Once we were past the landslide its mostly flat walk, past the bottom of the Golden Stairs until the turn off to Ruined Castle. The turn off is signposted with the other track continuing on to Mt Solitary. The track up to Ruined Castle was a bit of a killer! It's got a serious climb that lasts for probably 1KM. Once past this it's mostly flat across the ridge to the castle.
From the bottom of the rocks which make up the Ruined Castle, is a short climb to the top of the rocks for the view.
Ruined Castle itself is well worth the walk, the 360 degree views over the Jamison valley are a real treat.
The walk back was uneventful aside from us all starting to get tired and that Landslide rock pile seeming harder on the way back! Once back at the scenic railway, we walked back up the Furber steps to the car park as we'd missed the last train out. It was starting to get dark around this time (about 6PM) but there was enough light to see us out of the valley, although we did have torches just in case we got caught. We got out of the valley, three very tired and sore walkers!
All up, we covered somewhere between 20 and 24KMs in around 6 hours which I think isn't bad going for one day!
I highly recommend the walk, although you may want to cut the distance down a bit by skipping the Giant Staircase and getting the Scenic Railway down, unless you're after a real workout. However, unless you have at least one experienced leader in the group, I wouldn't recommend the walk as it is not a walk to be taken lightly.

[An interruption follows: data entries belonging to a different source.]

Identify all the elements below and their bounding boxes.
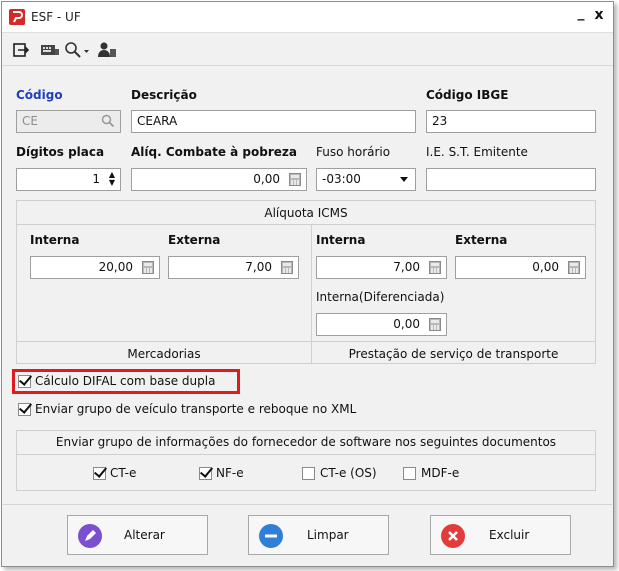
transporte-interna-input[interactable]: 7,00 <box>316 256 447 279</box>
mercadorias-interna-input[interactable]: 20,00 <box>30 256 160 279</box>
fuso-horario-label: Fuso horário <box>316 145 391 159</box>
mdfe-checkbox[interactable] <box>403 467 416 480</box>
interna-diferenciada-value: 0,00 <box>393 317 420 331</box>
minus-icon <box>259 524 283 548</box>
ie-st-input[interactable] <box>426 168 596 191</box>
mercadorias-externa-label: Externa <box>168 233 221 247</box>
window-title: ESF - UF <box>31 10 81 24</box>
chevron-down-icon[interactable] <box>400 177 408 182</box>
difal-label: Cálculo DIFAL com base dupla <box>35 374 216 388</box>
search-icon[interactable] <box>100 113 116 136</box>
aliq-pobreza-label: Alíq. Combate à pobreza <box>131 145 297 159</box>
ie-st-label: I.E. S.T. Emitente <box>426 145 528 159</box>
users-icon[interactable] <box>97 41 117 59</box>
calculator-icon[interactable] <box>142 261 154 274</box>
aliq-pobreza-input[interactable]: 0,00 <box>131 168 307 191</box>
software-docs-title: Enviar grupo de informações do fornecedo… <box>55 435 557 449</box>
limpar-button[interactable]: Limpar <box>248 515 389 555</box>
divider <box>3 504 612 505</box>
descricao-input[interactable]: CEARA <box>131 110 416 133</box>
app-logo-icon <box>9 9 25 25</box>
calculator-icon[interactable] <box>289 173 301 186</box>
calculator-icon[interactable] <box>281 261 293 274</box>
transporte-interna-label: Interna <box>316 233 366 247</box>
excluir-label: Excluir <box>489 528 530 542</box>
divider <box>17 224 595 225</box>
digitos-placa-label: Dígitos placa <box>16 145 105 159</box>
toolbar <box>2 34 613 66</box>
cte-label: CT-e <box>110 466 137 480</box>
nfe-label: NF-e <box>216 466 244 480</box>
cte-os-checkbox[interactable] <box>302 467 315 480</box>
interna-diferenciada-label: Interna(Diferenciada) <box>316 290 445 304</box>
mercadorias-caption: Mercadorias <box>127 347 201 361</box>
codigo-value: CE <box>22 114 38 128</box>
codigo-label: Código <box>16 88 63 102</box>
fuso-horario-select[interactable]: -03:00 <box>316 168 416 191</box>
alterar-button[interactable]: Alterar <box>67 515 208 555</box>
descricao-label: Descrição <box>131 88 197 102</box>
limpar-label: Limpar <box>307 528 349 542</box>
mercadorias-externa-value: 7,00 <box>245 260 272 274</box>
fuso-horario-value: -03:00 <box>322 172 361 186</box>
veiculo-label: Enviar grupo de veículo transporte e reb… <box>35 402 357 416</box>
transporte-externa-value: 0,00 <box>532 260 559 274</box>
alterar-label: Alterar <box>124 528 165 542</box>
transporte-externa-label: Externa <box>455 233 508 247</box>
interna-diferenciada-input[interactable]: 0,00 <box>316 313 447 336</box>
digitos-placa-value: 1 <box>92 172 100 186</box>
cte-checkbox[interactable] <box>93 467 106 480</box>
calculator-icon[interactable] <box>429 318 441 331</box>
calculator-icon[interactable] <box>429 261 441 274</box>
window: ESF - UF _ x Código Descrição Código IBG… <box>1 1 614 567</box>
codigo-field[interactable]: CE <box>16 110 121 133</box>
excluir-button[interactable]: Excluir <box>430 515 571 555</box>
close-x-icon <box>441 524 465 548</box>
keyboard-card-icon[interactable] <box>40 41 60 59</box>
divider <box>17 454 595 455</box>
export-icon[interactable] <box>12 41 30 59</box>
mercadorias-externa-input[interactable]: 7,00 <box>168 256 299 279</box>
codigo-ibge-label: Código IBGE <box>426 88 509 102</box>
transporte-caption: Prestação de serviço de transporte <box>348 347 559 361</box>
minimize-button[interactable]: _ <box>572 5 590 25</box>
mercadorias-interna-value: 20,00 <box>98 260 133 274</box>
search-dropdown-icon[interactable] <box>64 41 90 59</box>
icms-title: Alíquota ICMS <box>264 206 348 220</box>
divider <box>17 341 595 342</box>
divider <box>311 224 312 363</box>
close-button[interactable]: x <box>591 7 607 25</box>
calculator-icon[interactable] <box>568 261 580 274</box>
aliq-pobreza-value: 0,00 <box>253 172 280 186</box>
codigo-ibge-input[interactable]: 23 <box>426 110 596 133</box>
difal-checkbox[interactable] <box>18 375 31 388</box>
spinner-arrows-icon[interactable]: ▲ ▼ <box>107 171 117 188</box>
cte-os-label: CT-e (OS) <box>320 466 377 480</box>
transporte-interna-value: 7,00 <box>393 260 420 274</box>
nfe-checkbox[interactable] <box>199 467 212 480</box>
veiculo-checkbox[interactable] <box>18 403 31 416</box>
digitos-placa-stepper[interactable]: 1 ▲ ▼ <box>16 168 121 191</box>
pencil-icon <box>78 524 102 548</box>
mdfe-label: MDF-e <box>421 466 460 480</box>
mercadorias-interna-label: Interna <box>30 233 80 247</box>
transporte-externa-input[interactable]: 0,00 <box>455 256 586 279</box>
title-bar: ESF - UF _ x <box>2 2 613 33</box>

The Blue Mountains website grades the walk as for experienced walkers only and says the following:
"Experienced walkers only - High level of fitness and navigational skill required, minimum 3 in group. Advise friends or police of route and destination times".
I don't really agree with the navigational part unless they class reading signs as that. Either way, treat the walk with respect and make sure you have plenty of water as there isn't any to be found that's safe to drink on the walk itself.